What do you think? Have you tried keeping a spreadsheet? Why or why not? If you have, did you find it useful?

22 thoughts on “Are Spreadsheets the Secret to Successful Blogging?

  1. Carol says:

    I keep a paper calendar for scheduling and tracking my blog posts. But I keep a spreadsheet to track maintenance……once a week I update an old post and reshare it, so it helps me to know where I am in the process. I also keep a spreadsheet to track my reading (as a backup and extension of goodreads). So I guess my answer is yes, I do use spreadsheets for some aspects of blogging. Great question! It’s always interesting to see what others do!


    • Krysta says:

      The calendar makes more sense to me because it’s a visual look at how everything is laid out. We tried a calendar early on, but just didn’t keep up with it. I guess organizing is just not for me! XD

      Liked by 1 person

  2. kat says:

    I can’t stand spreadsheets. They always look more chaotic than my brain does, which is never helpful. I prefer calendars and good old fashioned paper, so I use a 3-ring planner. It’s so helpful to be able to just flip it open whenever I need to and see everything I need in one glance instead of having to turn on a device and go searching. All the spreadsheets look like a lot of fun and probably perfect for those who want to keep track of everything humanly possible, but they’re just not for me.


  3. BookerTalk says:

    Good question. I did a recent post asking bloggers how they kept track of their owned but unread books (also known as TBR) and some used spreadsheets but others just had a notebook. So it very much depends on your personality I think and also what you want to keep record of – blog posts, books read etc.

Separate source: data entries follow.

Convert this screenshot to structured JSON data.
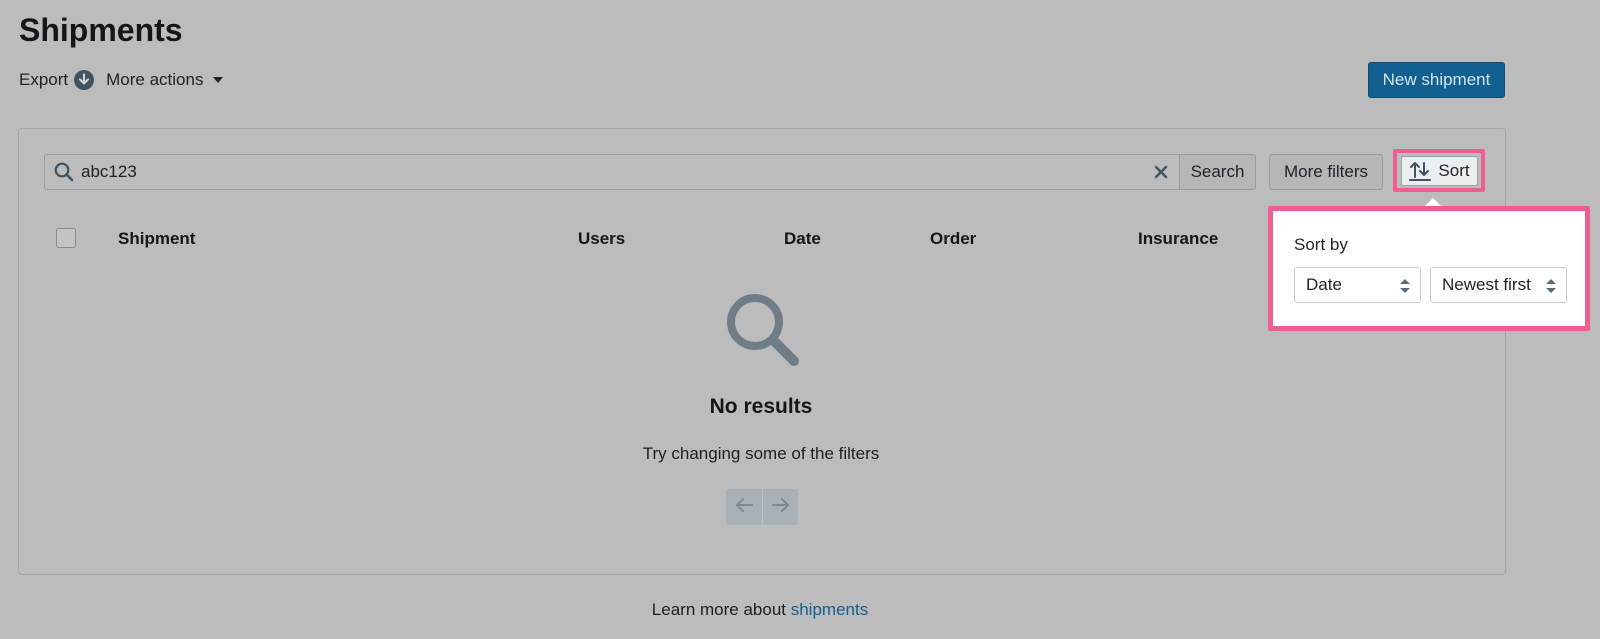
{
  "page": {
    "title": "Shipments"
  },
  "secondary_actions": {
    "export_label": "Export",
    "more_actions_label": "More actions"
  },
  "primary_action": {
    "label": "New shipment"
  },
  "filters": {
    "search_value": "abc123",
    "search_button": "Search",
    "more_filters_button": "More filters",
    "sort_button": "Sort"
  },
  "table": {
    "columns": [
      "Shipment",
      "Users",
      "Date",
      "Order",
      "Insurance"
    ]
  },
  "empty_state": {
    "title": "No results",
    "subtitle": "Try changing some of the filters"
  },
  "sort_popover": {
    "label": "Sort by",
    "sort_field": "Date",
    "sort_order": "Newest first"
  },
  "footer": {
    "prefix": "Learn more about ",
    "link_text": "shipments"
  },
  "colors": {
    "accent": "#12608f",
    "highlight": "#ec5f93",
    "overlay_background": "#bcbcbc"
  },
  "icons": {
    "export": "download-circle-icon",
    "more_actions": "caret-down-icon",
    "search": "search-icon",
    "clear": "close-icon",
    "sort": "sort-icon",
    "empty": "search-icon",
    "pager_prev": "arrow-left-icon",
    "pager_next": "arrow-right-icon"
  }
}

    I’ve seen some of those spreadsheet templates and while I admire the skill of the people who created them I don’t want to spend all my time just filling in a spreadsheet with info that doesn’t seem particularly important to me – like the page count of the books I read.


  4. RAnn says:

    Nope, no spreadsheets. I read what strikes my fancy, and do the book haul memes on Monday. I review when I finish reading, and if the publisher wants a particular review date, I push that button. This is a hobby for me; all those spreadsheets make it sound like work.


    • Krysta says:

      They do sound like work! And if I’m spending time doing all that work, I’m going to start to wonder if I wouldn’t be more productive writing an actual blog post rather than color coding the blog post I plan to write….


  5. ashley says:

    I have spreadsheets, but I kept them simple. I use them for statistical purposes. I have a book acquisition tracker, format tracker, book source tracker, weekly page count tracker, and a book list spreadsheet.

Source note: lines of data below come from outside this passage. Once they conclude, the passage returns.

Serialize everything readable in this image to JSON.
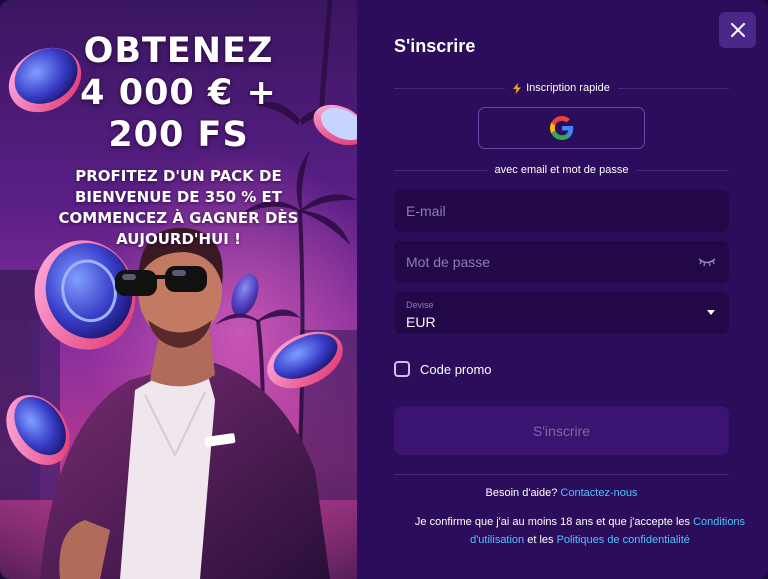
{
  "promo": {
    "headline_lines": [
      "OBTENEZ",
      "4 000 € +",
      "200 FS"
    ],
    "subtext_lines": [
      "PROFITEZ D'UN PACK DE",
      "BIENVENUE DE 350 % ET",
      "COMMENCEZ À GAGNER DÈS",
      "AUJOURD'HUI !"
    ]
  },
  "form": {
    "title": "S'inscrire",
    "quick_signup_label": "Inscription rapide",
    "google_icon": "google-g-icon",
    "email_password_label": "avec email et mot de passe",
    "email": {
      "placeholder": "E-mail",
      "value": ""
    },
    "password": {
      "placeholder": "Mot de passe",
      "value": ""
    },
    "currency": {
      "label": "Devise",
      "value": "EUR"
    },
    "promo_code_label": "Code promo",
    "submit_label": "S'inscrire",
    "help_text": "Besoin d'aide?",
    "help_link": "Contactez-nous",
    "legal_prefix": "Je confirme que j'ai au moins 18 ans et que j'accepte les",
    "legal_terms_link": "Conditions d'utilisation",
    "legal_and": "et les",
    "legal_privacy_link": "Politiques de confidentialité"
  },
  "colors": {
    "panel_bg": "#2c0d5c",
    "field_bg": "#220848",
    "link": "#4fc3ff",
    "close_bg": "#4a2788"
  }
}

  6. Lisa @ Bookshelf Fantasies says:

    This is so interesting — I never gave spreadsheets much consideration as a tool for blogging, so I’m amused to hear about how they’re used. I use spreadsheets constantly in my worklife. The only spreadsheet I use related to blogging is a simple one, just to keep track of my current ARCs and their upcoming release dates, so I can see what my “obligation” reads are and try to stay current. Other than that, I don’t do much fancy scheduling, so I don’t need it.

    In terms of keeping track of my books, I used Goodreads and Libib, and that’s plenty!

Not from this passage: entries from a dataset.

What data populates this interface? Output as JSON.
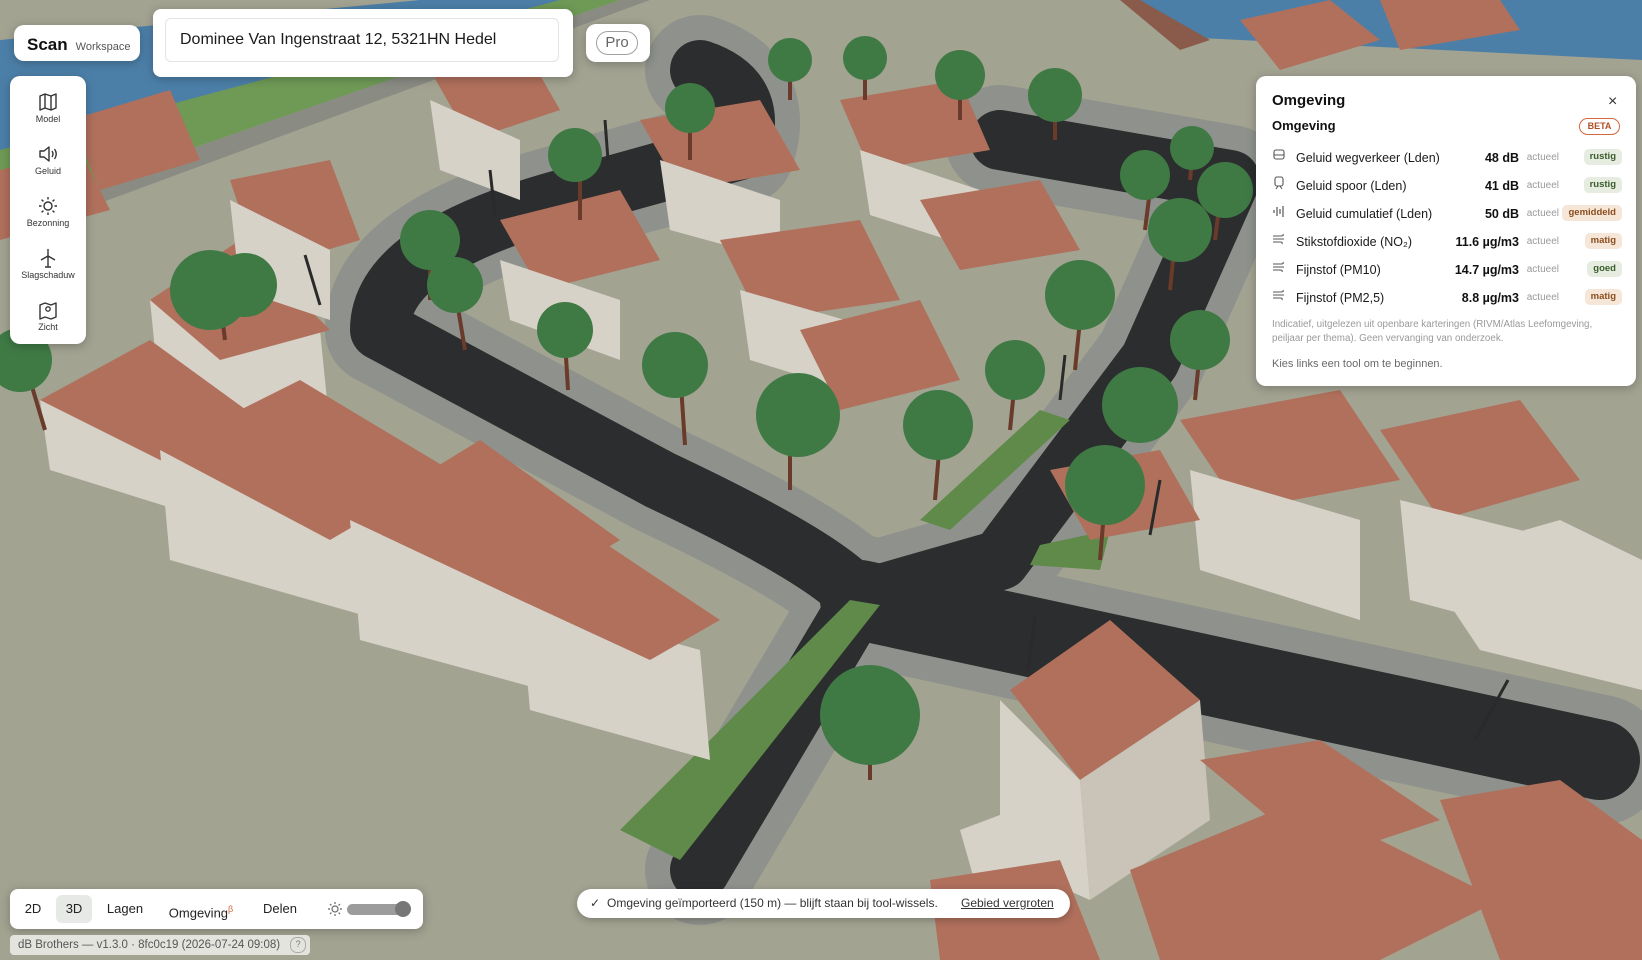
{
  "brand": {
    "name": "Scan",
    "sub": "Workspace"
  },
  "search": {
    "address": "Dominee Van Ingenstraat 12, 5321HN Hedel"
  },
  "pro": {
    "label": "Pro"
  },
  "tools": [
    {
      "label": "Model",
      "icon": "map-icon"
    },
    {
      "label": "Geluid",
      "icon": "speaker-icon"
    },
    {
      "label": "Bezonning",
      "icon": "sun-icon"
    },
    {
      "label": "Slagschaduw",
      "icon": "wind-turbine-icon"
    },
    {
      "label": "Zicht",
      "icon": "map-pin-icon"
    }
  ],
  "omgeving": {
    "title": "Omgeving",
    "close": "×",
    "subtitle": "Omgeving",
    "beta": "BETA",
    "rows": [
      {
        "label": "Geluid wegverkeer (Lden)",
        "value": "48 dB",
        "qualifier": "actueel",
        "status": "rustig",
        "icon": "car-icon"
      },
      {
        "label": "Geluid spoor (Lden)",
        "value": "41 dB",
        "qualifier": "actueel",
        "status": "rustig",
        "icon": "train-icon"
      },
      {
        "label": "Geluid cumulatief (Lden)",
        "value": "50 dB",
        "qualifier": "actueel",
        "status": "gemiddeld",
        "icon": "soundwave-icon"
      },
      {
        "label": "Stikstofdioxide (NO₂)",
        "value": "11.6 µg/m3",
        "qualifier": "actueel",
        "status": "matig",
        "icon": "wind-icon"
      },
      {
        "label": "Fijnstof (PM10)",
        "value": "14.7 µg/m3",
        "qualifier": "actueel",
        "status": "goed",
        "icon": "wind-icon"
      },
      {
        "label": "Fijnstof (PM2,5)",
        "value": "8.8 µg/m3",
        "qualifier": "actueel",
        "status": "matig",
        "icon": "wind-icon"
      }
    ],
    "note": "Indicatief, uitgelezen uit openbare karteringen (RIVM/Atlas Leefomgeving, peiljaar per thema). Geen vervanging van onderzoek.",
    "hint": "Kies links een tool om te beginnen."
  },
  "bottombar": {
    "view_2d": "2D",
    "view_3d": "3D",
    "layers": "Lagen",
    "omgeving": "Omgeving",
    "omgeving_mark": "β",
    "share": "Delen",
    "brightness_icon": "sun-icon"
  },
  "version": {
    "text": "dB Brothers — v1.3.0 · 8fc0c19 (2026-07-24 09:08)",
    "help": "?"
  },
  "toast": {
    "check": "✓",
    "message": "Omgeving geïmporteerd (150 m) — blijft staan bij tool-wissels.",
    "link": "Gebied vergroten"
  },
  "colors": {
    "road": "#2b2d2e",
    "sidewalk": "#8f928c",
    "ground": "#a3a392",
    "grass": "#5f8a4a",
    "roof": "#b0705c",
    "wall": "#d7d2c8",
    "tree": "#3f7a45",
    "water": "#4c7fa8",
    "accent": "#d4683f"
  }
}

  7. Amber Elise @ Du Livre says:

    I wa so in love with all the templates I saw out during the last few weeks of 2020 but I know spreadsheets aren’t for me. I love the idea of collecting all that data but they’re too restricting for me. I have started using airtable for a few blogging/ARC aspects but thats about it.


  8. Eustacia | Eustea Reads says:

    I’ve not done a spreadsheet, but mostly because I don’t have a plan for my blog. I have decided that I’d roughly do 3 book related posts (Mon Wed Fri) and 2 tea related posts (Tues Thurs) a week, but I don’t panic if I don’t have enough content (like when I had to stop drinking tea for two weeks).